The U.S. Commerce Department reported that the U.S. gross domestic product (GDP) contracted by 1.4% in Q1 which was a sharp turn from last quarter's blistering 6.9% gain. GDP is a measure of the total economy's output of goods and services. This was well below expectations of a 1% gain. It also increases concerns that the economy is slowing down just as the Federal Reserve is about to embark on a hiking cycle.

However, a deeper look at the report shows less cause for concern as some of the report was due to one-offs that aren't really indicative of anything meaningful. For example, there was a big increase in imports, while exports saw a big drop due to pandemic-related issues as the U.S. economy bounces back before other countries, especially in Asia. Another is the decline in defense spending and fixed investment which will be above-trend in future quarters.

The market reaction was interesting as stocks rallied more than 2% following the data likely on hopes that a slowing economy could alter the Fed's hiking timetable. And, the market found a bid at key technical support levels for the Russell 2000 (IWM  ) and Nasdaq Composite (QQQ  ). These factors can spark big gains in hours because the market is very oversold with high levels of bearish sentiment.

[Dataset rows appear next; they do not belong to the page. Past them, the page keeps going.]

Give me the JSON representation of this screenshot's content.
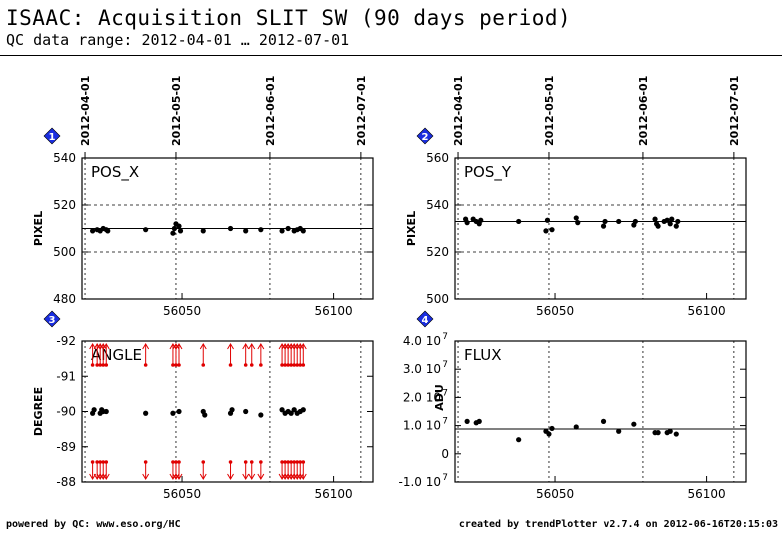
{
  "header": {
    "title": "ISAAC: Acquisition SLIT SW (90 days period)",
    "subtitle": "QC data range: 2012-04-01 … 2012-07-01"
  },
  "footer": {
    "left": "powered by QC: www.eso.org/HC",
    "right": "created by trendPlotter v2.7.4 on 2012-06-16T20:15:03"
  },
  "colors": {
    "data": "#000000",
    "outlier": "#e00000",
    "badge": "#1a2ee0",
    "grid": "#000000"
  },
  "chart_data": [
    {
      "panel": "1",
      "type": "scatter",
      "label": "POS_X",
      "ylabel": "PIXEL",
      "xlim": [
        56017,
        56113
      ],
      "ylim": [
        480,
        540
      ],
      "yticks": [
        480,
        500,
        520,
        540
      ],
      "ytick_labels": [
        "480",
        "500",
        "520",
        "540"
      ],
      "xticks": [
        56050,
        56100
      ],
      "xtick_labels": [
        "56050",
        "56100"
      ],
      "date_ticks": [
        {
          "x": 56018,
          "label": "2012-04-01"
        },
        {
          "x": 56048,
          "label": "2012-05-01"
        },
        {
          "x": 56079,
          "label": "2012-06-01"
        },
        {
          "x": 56109,
          "label": "2012-07-01"
        }
      ],
      "hlines": [
        510
      ],
      "dashed_hlines": [
        500,
        520
      ],
      "x": [
        56020.5,
        56022,
        56023,
        56024,
        56025,
        56025.5,
        56038,
        56047,
        56047.5,
        56048,
        56049,
        56049.5,
        56057,
        56066,
        56071,
        56076,
        56083,
        56085,
        56087,
        56088,
        56089,
        56090
      ],
      "y": [
        509,
        509.5,
        509,
        510,
        509.5,
        509,
        509.5,
        508,
        510,
        512,
        511,
        509,
        509,
        510,
        509,
        509.5,
        509,
        510,
        509,
        509.5,
        510,
        509
      ]
    },
    {
      "panel": "2",
      "type": "scatter",
      "label": "POS_Y",
      "ylabel": "PIXEL",
      "xlim": [
        56017,
        56113
      ],
      "ylim": [
        500,
        560
      ],
      "yticks": [
        500,
        520,
        540,
        560
      ],
      "ytick_labels": [
        "500",
        "520",
        "540",
        "560"
      ],
      "xticks": [
        56050,
        56100
      ],
      "xtick_labels": [
        "56050",
        "56100"
      ],
      "date_ticks": [
        {
          "x": 56018,
          "label": "2012-04-01"
        },
        {
          "x": 56048,
          "label": "2012-05-01"
        },
        {
          "x": 56079,
          "label": "2012-06-01"
        },
        {
          "x": 56109,
          "label": "2012-07-01"
        }
      ],
      "hlines": [
        533
      ],
      "dashed_hlines": [
        540,
        520
      ],
      "x": [
        56020.5,
        56021,
        56023,
        56024,
        56025,
        56025.5,
        56038,
        56047,
        56047.5,
        56049,
        56057,
        56057.5,
        56066,
        56066.5,
        56071,
        56076,
        56076.5,
        56083,
        56083.5,
        56084,
        56086,
        56087,
        56088,
        56088.5,
        56090,
        56090.5
      ],
      "y": [
        534,
        532.5,
        534,
        533,
        532,
        533.5,
        533,
        529,
        533.5,
        529.5,
        534.5,
        532.5,
        531,
        533,
        533,
        531.5,
        533,
        534,
        532,
        531,
        533,
        533.5,
        532,
        534,
        531,
        533
      ]
    },
    {
      "panel": "3",
      "type": "scatter",
      "label": "ANGLE",
      "ylabel": "DEGREE",
      "xlim": [
        56017,
        56113
      ],
      "ylim": [
        -88,
        -92
      ],
      "yticks": [
        -92,
        -91,
        -90,
        -89,
        -88
      ],
      "ytick_labels": [
        "-92",
        "-91",
        "-90",
        "-89",
        "-88"
      ],
      "xticks": [
        56050,
        56100
      ],
      "xtick_labels": [
        "56050",
        "56100"
      ],
      "date_ticks": [
        {
          "x": 56018,
          "label": "2012-04-01"
        },
        {
          "x": 56048,
          "label": "2012-05-01"
        },
        {
          "x": 56079,
          "label": "2012-06-01"
        },
        {
          "x": 56109,
          "label": "2012-07-01"
        }
      ],
      "x": [
        56020.5,
        56021,
        56023,
        56023.5,
        56024,
        56025,
        56038,
        56047,
        56049,
        56057,
        56057.5,
        56066,
        56066.5,
        56071,
        56076,
        56083,
        56084,
        56085,
        56086,
        56087,
        56088,
        56089,
        56090
      ],
      "y": [
        -89.95,
        -90.05,
        -89.95,
        -90.05,
        -90,
        -90,
        -89.95,
        -89.95,
        -90,
        -90,
        -89.9,
        -89.95,
        -90.05,
        -90,
        -89.9,
        -90.05,
        -89.95,
        -90,
        -89.95,
        -90.05,
        -89.95,
        -90,
        -90.05
      ],
      "outliers_top": [
        56020.5,
        56022,
        56023,
        56024,
        56025,
        56038,
        56047,
        56048,
        56049,
        56057,
        56066,
        56071,
        56073,
        56076,
        56083,
        56084,
        56085,
        56086,
        56087,
        56088,
        56089,
        56090
      ],
      "outliers_bottom": [
        56020.5,
        56022,
        56023,
        56024,
        56025,
        56038,
        56047,
        56048,
        56049,
        56057,
        56066,
        56071,
        56073,
        56076,
        56083,
        56084,
        56085,
        56086,
        56087,
        56088,
        56089,
        56090
      ]
    },
    {
      "panel": "4",
      "type": "scatter",
      "label": "FLUX",
      "ylabel": "ADU",
      "xlim": [
        56017,
        56113
      ],
      "ylim": [
        -10000000,
        40000000
      ],
      "yticks": [
        -10000000,
        0,
        10000000,
        20000000,
        30000000,
        40000000
      ],
      "ytick_labels": [
        "-1.0 10",
        "0",
        "1.0 10",
        "2.0 10",
        "3.0 10",
        "4.0 10"
      ],
      "ytick_exponents": [
        "7",
        "",
        "7",
        "7",
        "7",
        "7"
      ],
      "xticks": [
        56050,
        56100
      ],
      "xtick_labels": [
        "56050",
        "56100"
      ],
      "date_ticks": [
        {
          "x": 56018,
          "label": "2012-04-01"
        },
        {
          "x": 56048,
          "label": "2012-05-01"
        },
        {
          "x": 56079,
          "label": "2012-06-01"
        },
        {
          "x": 56109,
          "label": "2012-07-01"
        }
      ],
      "hlines": [
        8800000
      ],
      "x": [
        56021,
        56024,
        56025,
        56038,
        56047,
        56048,
        56049,
        56057,
        56066,
        56071,
        56076,
        56083,
        56084,
        56087,
        56088,
        56090
      ],
      "y": [
        11500000,
        11000000,
        11500000,
        5000000,
        8000000,
        7000000,
        9000000,
        9500000,
        11500000,
        8000000,
        10500000,
        7500000,
        7500000,
        7500000,
        8000000,
        7000000
      ]
    }
  ]
}
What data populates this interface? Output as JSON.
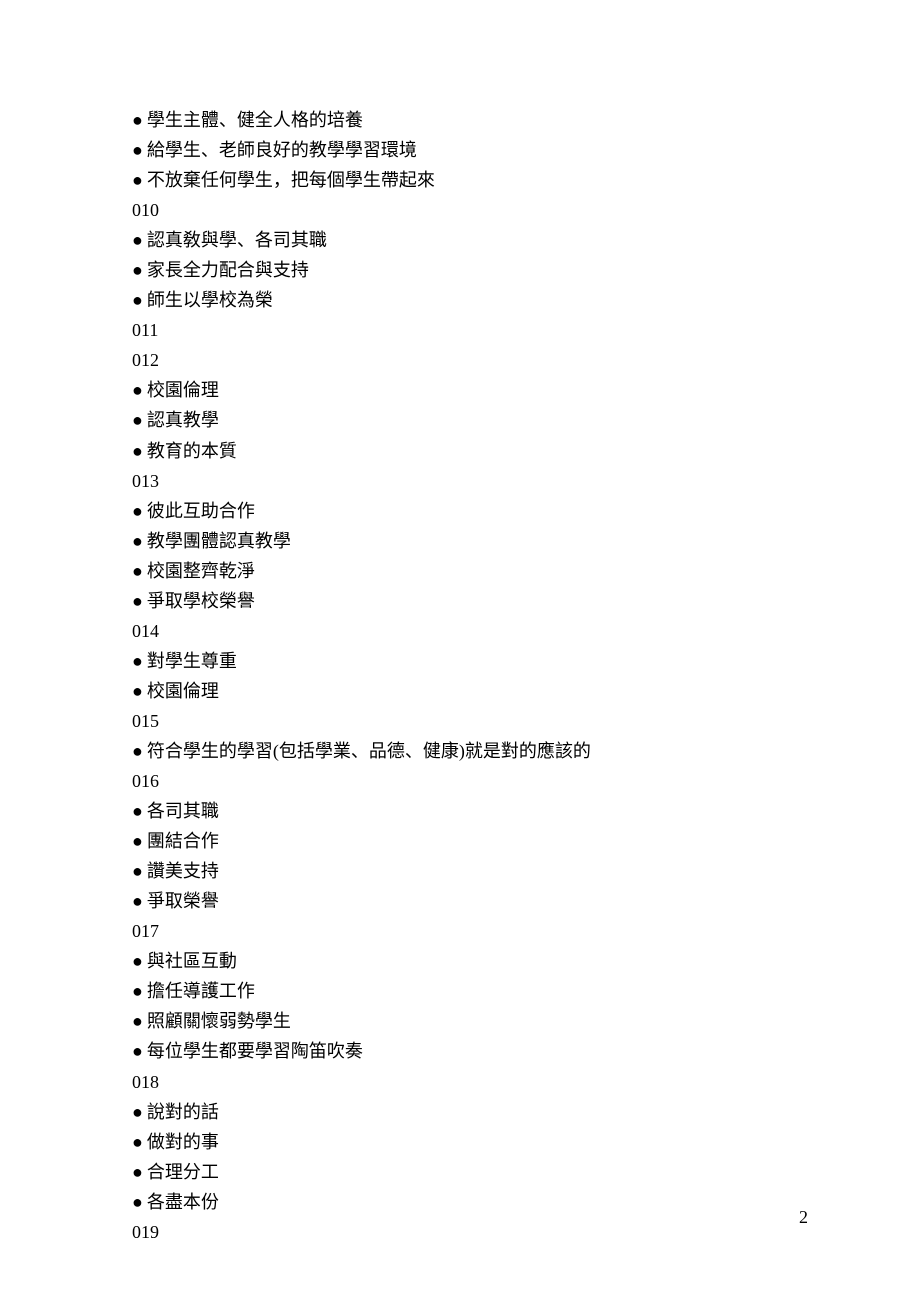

However, these gains were quickly wiped out in the following session as the market faces the brutal reality of a tighter Fed and an economy that could be a negative shock away from a recession.

Some of the one-offs that impacted the report were Omicron and Russia's invasion of Ukraine. Additionally, inflation was felt sharply on a year-over-year basis. Other factors that were temporarily depressed in Q1 but should bounce back were inventories, government spending, imports, and defense spending. Inventories and defense spending accounted for a 0.9% drop in GDP. The trade deficit took 3.2% off GDP.

One bright spot was consumer spending which increased by 2.7%. However, there's likely some impact of rising prices, but consumer spending has not contracted which many expected due to inflation and higher comps. Currently, Wall Street banks are forecasting the odds of a recession at about 35% due to the Fed having to raise rates above neutral in order to bring down inflation.